Israel’s offensive against Lebanon has killed 600 people in Lebanon, mostly civilians. A total of 51 Israelis have died, including 18 civilians.




It has been reported that the Bush administration is rushing a delivery of precision-guided bombs to Israel, which requested the expedited shipment earlier in the month after beginning its air campaign against Lebanon.


Britain’s The Times newspaper reported Friday hat the British government will allow US aircraft carrying bombs and missiles to Israel to stop over in British airports.


“That will be allowed to continue. It is a right we have always granted,” a senior government official told The Times.


The Foreign and Commonwealth Office and Downing Street confirmed that two more requests by the United States to send planes carrying missiles as well as components to Israel over the next fortnight will go through.


Last weekend, two US aircraft carrying bunker-busting bombs bounded to Israel landed at Prestwick airport in Scotland, which raised Britain’s ire.


British sources, however, told The Times that the dispute between Britain and the United States was about procedures and not the principle of allowing the aircraft stopover.


The sources said the US violated the rules by failing to notify the Civil Aviation Authority (CAA) of the aircraft’s dangerous contents in advance.


The CAA must be notified about civilian planes carrying hazardous substances.


The two flights last weekend in Scotland’s Prestwick airport were designated by the Pentagon as civilian cargo flights.
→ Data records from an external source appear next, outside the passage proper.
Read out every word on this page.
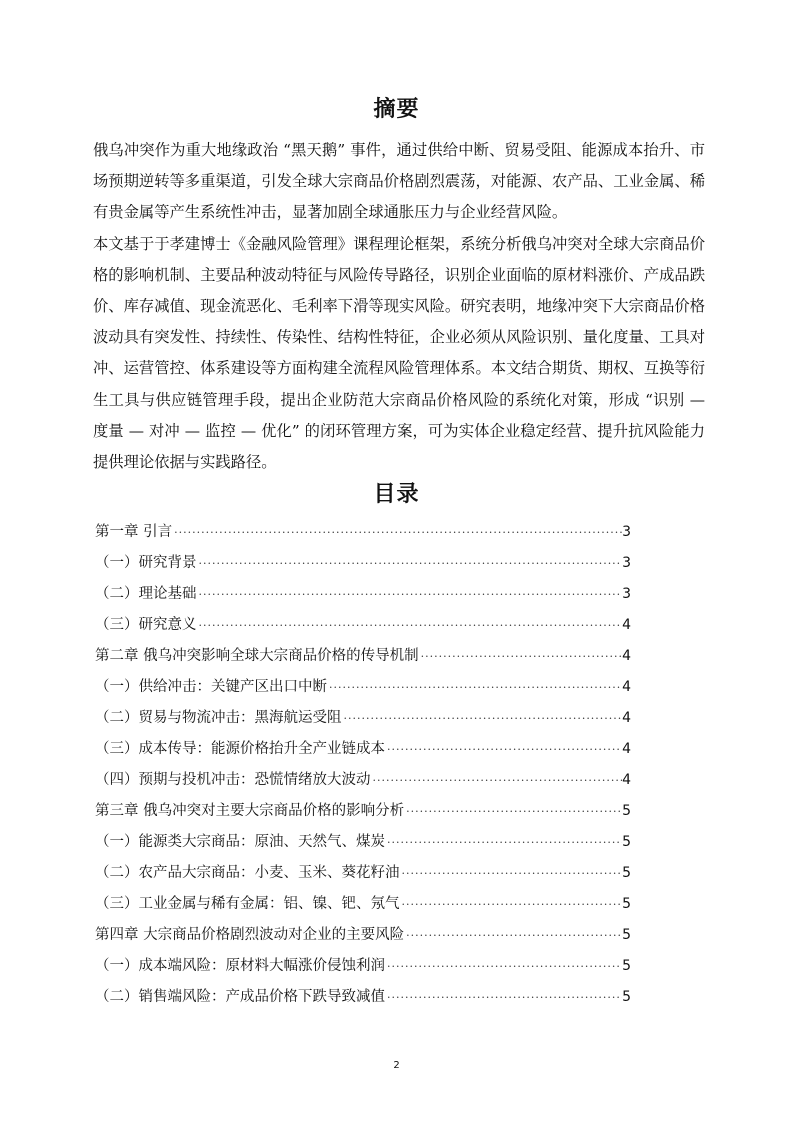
摘要

俄乌冲突作为重大地缘政治 “黑天鹅” 事件，通过供给中断、贸易受阻、能源成本抬升、市场预期逆转等多重渠道，引发全球大宗商品价格剧烈震荡，对能源、农产品、工业金属、稀有贵金属等产生系统性冲击，显著加剧全球通胀压力与企业经营风险。

本文基于于孝建博士《金融风险管理》课程理论框架，系统分析俄乌冲突对全球大宗商品价格的影响机制、主要品种波动特征与风险传导路径，识别企业面临的原材料涨价、产成品跌价、库存减值、现金流恶化、毛利率下滑等现实风险。研究表明，地缘冲突下大宗商品价格波动具有突发性、持续性、传染性、结构性特征，企业必须从风险识别、量化度量、工具对冲、运营管控、体系建设等方面构建全流程风险管理体系。本文结合期货、期权、互换等衍生工具与供应链管理手段，提出企业防范大宗商品价格风险的系统化对策，形成 “识别 — 度量 — 对冲 — 监控 — 优化” 的闭环管理方案，可为实体企业稳定经营、提升抗风险能力提供理论依据与实践路径。

目录
第一章 引言 ·····	3
（一）研究背景 ·····	3
（二）理论基础 ·····	3
（三）研究意义 ·····	4
第二章 俄乌冲突影响全球大宗商品价格的传导机制 ·····	4
（一）供给冲击：关键产区出口中断 ·····	4
（二）贸易与物流冲击：黑海航运受阻 ·····	4
（三）成本传导：能源价格抬升全产业链成本 ·····	4
（四）预期与投机冲击：恐慌情绪放大波动 ·····	4
第三章 俄乌冲突对主要大宗商品价格的影响分析 ·····	5
（一）能源类大宗商品：原油、天然气、煤炭 ·····	5
（二）农产品大宗商品：小麦、玉米、葵花籽油 ·····	5
（三）工业金属与稀有金属：铝、镍、钯、氖气 ·····	5
第四章 大宗商品价格剧烈波动对企业的主要风险 ·····	5
（一）成本端风险：原材料大幅涨价侵蚀利润 ·····	5
（二）销售端风险：产成品价格下跌导致减值 ·····	5
2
The UK approval of more US planes carrying arms to Israel to land in British airports have sparked furor among British MPs.


“Britain should say no,” said Sir Menzies Campbell, leader of the second-ranked Liberal Democrats opposition party, demanding the government to refuse further US requests to use British airports as a transit for weapons.


“I think one would have hoped that the US government would have been sensitive to the fact that this is an issue which is causing a great deal of concern in the United Kingdom and would not have made such requests,” he added.